As a totally contrived example, I will be computing the expression

\sum_{i=0}^{1,000,000,000} \begin{cases} i/2 + 2 & \text{if } i \% 2 = 0 \\\\ 0 & \text{otherwise} \end{cases}

in both C and Rust to see how close in performance Rust can get to C while still being written in an idiomatic pure-functional style.

Rust

use std::iter::range;

fn main() {
    let mut iterator =
      range(0i32, 1_000_000_000i32)
        .filter(|x| *x % 2 == 0)
        .map(|x| x / 2)
        .map(|x| x + 2);
    let ans = iterator.fold(0, |a, b| a + b);
    println!("{}", ans);
}

C

#include <stdio.h>

void main(void) {
    int counter = 0;
    for (int i = 0; i < 1000000000; i++) {
        if (i % 2 == 0) {
            counter += (i / 2) + 2;
        }
    }
    printf("%d\n", counter);
}

Benchmark / Analysis

Both of these implementations are flawed in various ways:

  1. Using 32-bit integers means that the computation overflows very quickly
  2. Finding the even numbers doesn’t require a filter or if statement when you could only look at every other number to begin with.
  3. The rust implementation should do both map steps at once.

These issues were kept despite their flaws:

  1. To avoid slower number operations;
  2. To test how well the compilers handle branching at the CPU level; and
  3. To see if Rust is able to optimize away the additional map.

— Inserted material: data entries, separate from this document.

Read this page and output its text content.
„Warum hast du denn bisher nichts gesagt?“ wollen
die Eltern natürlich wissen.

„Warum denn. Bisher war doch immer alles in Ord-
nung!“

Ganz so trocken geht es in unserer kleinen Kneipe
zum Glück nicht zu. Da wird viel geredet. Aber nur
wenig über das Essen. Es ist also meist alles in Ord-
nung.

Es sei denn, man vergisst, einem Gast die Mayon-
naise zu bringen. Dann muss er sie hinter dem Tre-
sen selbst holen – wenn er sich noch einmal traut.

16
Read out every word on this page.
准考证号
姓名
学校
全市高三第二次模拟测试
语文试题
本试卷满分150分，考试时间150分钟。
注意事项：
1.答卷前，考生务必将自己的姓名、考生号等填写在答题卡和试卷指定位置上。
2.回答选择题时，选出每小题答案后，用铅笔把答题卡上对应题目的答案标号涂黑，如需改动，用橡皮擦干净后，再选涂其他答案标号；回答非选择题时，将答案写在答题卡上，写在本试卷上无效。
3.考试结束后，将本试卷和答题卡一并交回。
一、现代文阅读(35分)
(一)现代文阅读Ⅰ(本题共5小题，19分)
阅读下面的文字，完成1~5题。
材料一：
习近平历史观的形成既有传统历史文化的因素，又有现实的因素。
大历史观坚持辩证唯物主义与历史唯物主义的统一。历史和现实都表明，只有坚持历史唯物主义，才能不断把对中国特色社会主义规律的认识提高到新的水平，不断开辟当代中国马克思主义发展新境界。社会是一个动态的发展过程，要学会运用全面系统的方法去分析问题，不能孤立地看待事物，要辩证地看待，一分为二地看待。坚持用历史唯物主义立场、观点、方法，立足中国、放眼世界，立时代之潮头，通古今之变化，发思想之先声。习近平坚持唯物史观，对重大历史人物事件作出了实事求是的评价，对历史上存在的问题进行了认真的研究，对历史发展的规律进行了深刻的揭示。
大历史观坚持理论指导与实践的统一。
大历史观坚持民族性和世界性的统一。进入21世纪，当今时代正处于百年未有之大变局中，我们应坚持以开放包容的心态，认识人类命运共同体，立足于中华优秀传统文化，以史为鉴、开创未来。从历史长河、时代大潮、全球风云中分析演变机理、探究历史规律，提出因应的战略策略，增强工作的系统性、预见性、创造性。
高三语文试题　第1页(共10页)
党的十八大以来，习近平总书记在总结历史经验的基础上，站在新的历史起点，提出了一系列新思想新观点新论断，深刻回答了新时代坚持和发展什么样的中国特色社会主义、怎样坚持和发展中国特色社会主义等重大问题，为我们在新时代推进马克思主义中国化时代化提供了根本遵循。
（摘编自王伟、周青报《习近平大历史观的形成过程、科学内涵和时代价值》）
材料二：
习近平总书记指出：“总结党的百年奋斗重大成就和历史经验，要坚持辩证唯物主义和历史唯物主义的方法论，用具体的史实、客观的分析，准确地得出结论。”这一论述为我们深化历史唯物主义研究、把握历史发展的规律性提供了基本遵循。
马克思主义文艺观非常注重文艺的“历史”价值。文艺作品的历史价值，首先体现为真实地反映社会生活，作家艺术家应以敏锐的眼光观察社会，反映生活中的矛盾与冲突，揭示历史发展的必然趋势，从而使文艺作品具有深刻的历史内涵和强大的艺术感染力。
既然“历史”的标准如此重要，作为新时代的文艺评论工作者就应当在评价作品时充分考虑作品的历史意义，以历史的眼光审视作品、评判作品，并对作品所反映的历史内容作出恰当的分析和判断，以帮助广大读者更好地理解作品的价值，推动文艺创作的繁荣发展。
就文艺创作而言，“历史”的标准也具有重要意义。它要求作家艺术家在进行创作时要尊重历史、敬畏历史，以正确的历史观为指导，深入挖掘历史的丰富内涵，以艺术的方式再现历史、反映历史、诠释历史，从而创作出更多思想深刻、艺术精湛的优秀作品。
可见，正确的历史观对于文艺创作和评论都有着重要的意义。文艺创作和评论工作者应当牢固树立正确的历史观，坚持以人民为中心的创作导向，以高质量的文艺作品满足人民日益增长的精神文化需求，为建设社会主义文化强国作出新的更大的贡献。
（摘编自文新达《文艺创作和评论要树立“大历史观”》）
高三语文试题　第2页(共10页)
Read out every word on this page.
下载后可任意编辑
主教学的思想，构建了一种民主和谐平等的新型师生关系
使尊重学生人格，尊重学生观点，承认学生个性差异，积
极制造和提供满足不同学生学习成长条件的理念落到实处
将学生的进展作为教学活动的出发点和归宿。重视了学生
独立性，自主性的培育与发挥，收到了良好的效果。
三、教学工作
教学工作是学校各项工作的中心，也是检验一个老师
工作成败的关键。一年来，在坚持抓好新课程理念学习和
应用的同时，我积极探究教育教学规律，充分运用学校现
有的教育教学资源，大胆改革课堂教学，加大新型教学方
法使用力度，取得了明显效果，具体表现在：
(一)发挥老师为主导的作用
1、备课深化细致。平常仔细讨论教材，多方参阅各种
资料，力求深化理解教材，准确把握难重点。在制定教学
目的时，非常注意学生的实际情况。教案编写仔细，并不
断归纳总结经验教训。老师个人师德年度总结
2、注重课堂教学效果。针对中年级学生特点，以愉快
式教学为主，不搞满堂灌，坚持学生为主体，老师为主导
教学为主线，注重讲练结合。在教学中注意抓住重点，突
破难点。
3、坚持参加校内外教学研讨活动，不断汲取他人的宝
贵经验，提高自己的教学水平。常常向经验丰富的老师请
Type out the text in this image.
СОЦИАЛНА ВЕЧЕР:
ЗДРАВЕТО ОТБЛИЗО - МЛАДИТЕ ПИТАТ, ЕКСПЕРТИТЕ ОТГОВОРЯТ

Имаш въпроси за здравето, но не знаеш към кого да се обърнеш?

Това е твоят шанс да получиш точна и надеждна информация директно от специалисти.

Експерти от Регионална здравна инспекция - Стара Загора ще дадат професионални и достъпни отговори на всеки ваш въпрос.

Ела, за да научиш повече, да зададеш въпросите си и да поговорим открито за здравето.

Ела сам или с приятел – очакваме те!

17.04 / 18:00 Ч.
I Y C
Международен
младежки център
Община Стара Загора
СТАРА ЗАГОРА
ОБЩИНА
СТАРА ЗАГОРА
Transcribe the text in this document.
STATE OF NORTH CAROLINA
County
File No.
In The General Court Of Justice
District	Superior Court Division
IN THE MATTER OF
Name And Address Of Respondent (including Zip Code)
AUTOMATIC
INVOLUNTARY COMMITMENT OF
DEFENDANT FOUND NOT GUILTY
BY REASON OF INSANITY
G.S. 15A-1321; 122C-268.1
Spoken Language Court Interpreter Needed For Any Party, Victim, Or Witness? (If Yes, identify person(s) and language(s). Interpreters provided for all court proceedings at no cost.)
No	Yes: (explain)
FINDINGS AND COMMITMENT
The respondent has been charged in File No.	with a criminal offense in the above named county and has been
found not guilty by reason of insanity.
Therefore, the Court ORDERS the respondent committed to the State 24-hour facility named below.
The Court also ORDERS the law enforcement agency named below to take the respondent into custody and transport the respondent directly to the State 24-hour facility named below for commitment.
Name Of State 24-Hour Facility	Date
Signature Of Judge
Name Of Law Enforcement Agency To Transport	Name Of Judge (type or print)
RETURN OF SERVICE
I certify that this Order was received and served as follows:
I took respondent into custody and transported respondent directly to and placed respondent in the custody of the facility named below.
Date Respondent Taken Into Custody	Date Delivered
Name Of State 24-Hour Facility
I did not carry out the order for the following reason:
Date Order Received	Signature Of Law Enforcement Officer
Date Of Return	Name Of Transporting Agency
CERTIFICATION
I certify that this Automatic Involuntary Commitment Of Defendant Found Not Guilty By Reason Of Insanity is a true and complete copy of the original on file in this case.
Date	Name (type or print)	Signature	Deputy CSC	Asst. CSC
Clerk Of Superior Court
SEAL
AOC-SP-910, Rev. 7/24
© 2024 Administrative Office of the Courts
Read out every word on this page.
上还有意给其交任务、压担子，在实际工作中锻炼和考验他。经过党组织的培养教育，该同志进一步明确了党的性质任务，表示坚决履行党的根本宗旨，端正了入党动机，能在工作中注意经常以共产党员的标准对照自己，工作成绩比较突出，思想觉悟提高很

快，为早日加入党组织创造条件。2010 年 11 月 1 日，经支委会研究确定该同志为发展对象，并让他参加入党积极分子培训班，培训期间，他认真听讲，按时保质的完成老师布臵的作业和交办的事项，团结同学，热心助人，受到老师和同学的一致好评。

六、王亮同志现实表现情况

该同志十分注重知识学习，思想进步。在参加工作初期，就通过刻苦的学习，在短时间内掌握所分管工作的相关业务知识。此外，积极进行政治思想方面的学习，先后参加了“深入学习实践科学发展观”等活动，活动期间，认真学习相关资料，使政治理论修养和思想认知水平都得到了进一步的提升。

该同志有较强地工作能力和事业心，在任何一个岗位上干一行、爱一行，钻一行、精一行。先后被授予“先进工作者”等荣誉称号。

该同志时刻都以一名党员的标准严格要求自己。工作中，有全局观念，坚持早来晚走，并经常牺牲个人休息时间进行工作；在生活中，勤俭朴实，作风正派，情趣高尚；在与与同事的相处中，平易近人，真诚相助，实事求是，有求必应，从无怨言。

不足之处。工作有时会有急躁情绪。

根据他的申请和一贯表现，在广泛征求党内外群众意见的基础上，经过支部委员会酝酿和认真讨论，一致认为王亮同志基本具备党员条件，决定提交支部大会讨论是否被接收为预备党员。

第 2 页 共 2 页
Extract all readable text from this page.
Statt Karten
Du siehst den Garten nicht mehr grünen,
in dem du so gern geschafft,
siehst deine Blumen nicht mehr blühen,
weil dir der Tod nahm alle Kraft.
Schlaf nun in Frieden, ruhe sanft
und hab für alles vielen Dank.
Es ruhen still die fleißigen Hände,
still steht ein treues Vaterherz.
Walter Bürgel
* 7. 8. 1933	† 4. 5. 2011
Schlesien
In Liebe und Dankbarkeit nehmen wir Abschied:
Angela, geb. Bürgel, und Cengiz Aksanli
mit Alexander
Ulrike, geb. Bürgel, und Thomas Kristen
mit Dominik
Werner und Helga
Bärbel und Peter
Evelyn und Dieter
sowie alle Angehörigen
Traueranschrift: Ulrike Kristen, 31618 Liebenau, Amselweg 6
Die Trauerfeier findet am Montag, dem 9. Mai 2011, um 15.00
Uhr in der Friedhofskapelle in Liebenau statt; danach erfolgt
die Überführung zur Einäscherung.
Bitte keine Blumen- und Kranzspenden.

I was incredibly surprised to see that on my machine, Rust was able to outperform C reliably.

Rust

$ rustc iter.rs  --opt-level 3
$ time ./iter
-1583310976

real    0m0.884s
user    0m0.872s
sys     0m0.004s

C

$ gcc test.c -std=c99 -O3
$ time ./a.out
-1583310976

real    0m1.398s
user    0m1.388s
sys     0m0.004s

I’m sure that there are ways to get the C version faster, but the only important takeaway from this 5 second experiment is that the Rust compiler does a damn good job of providing abstractions that hit really close to the metal.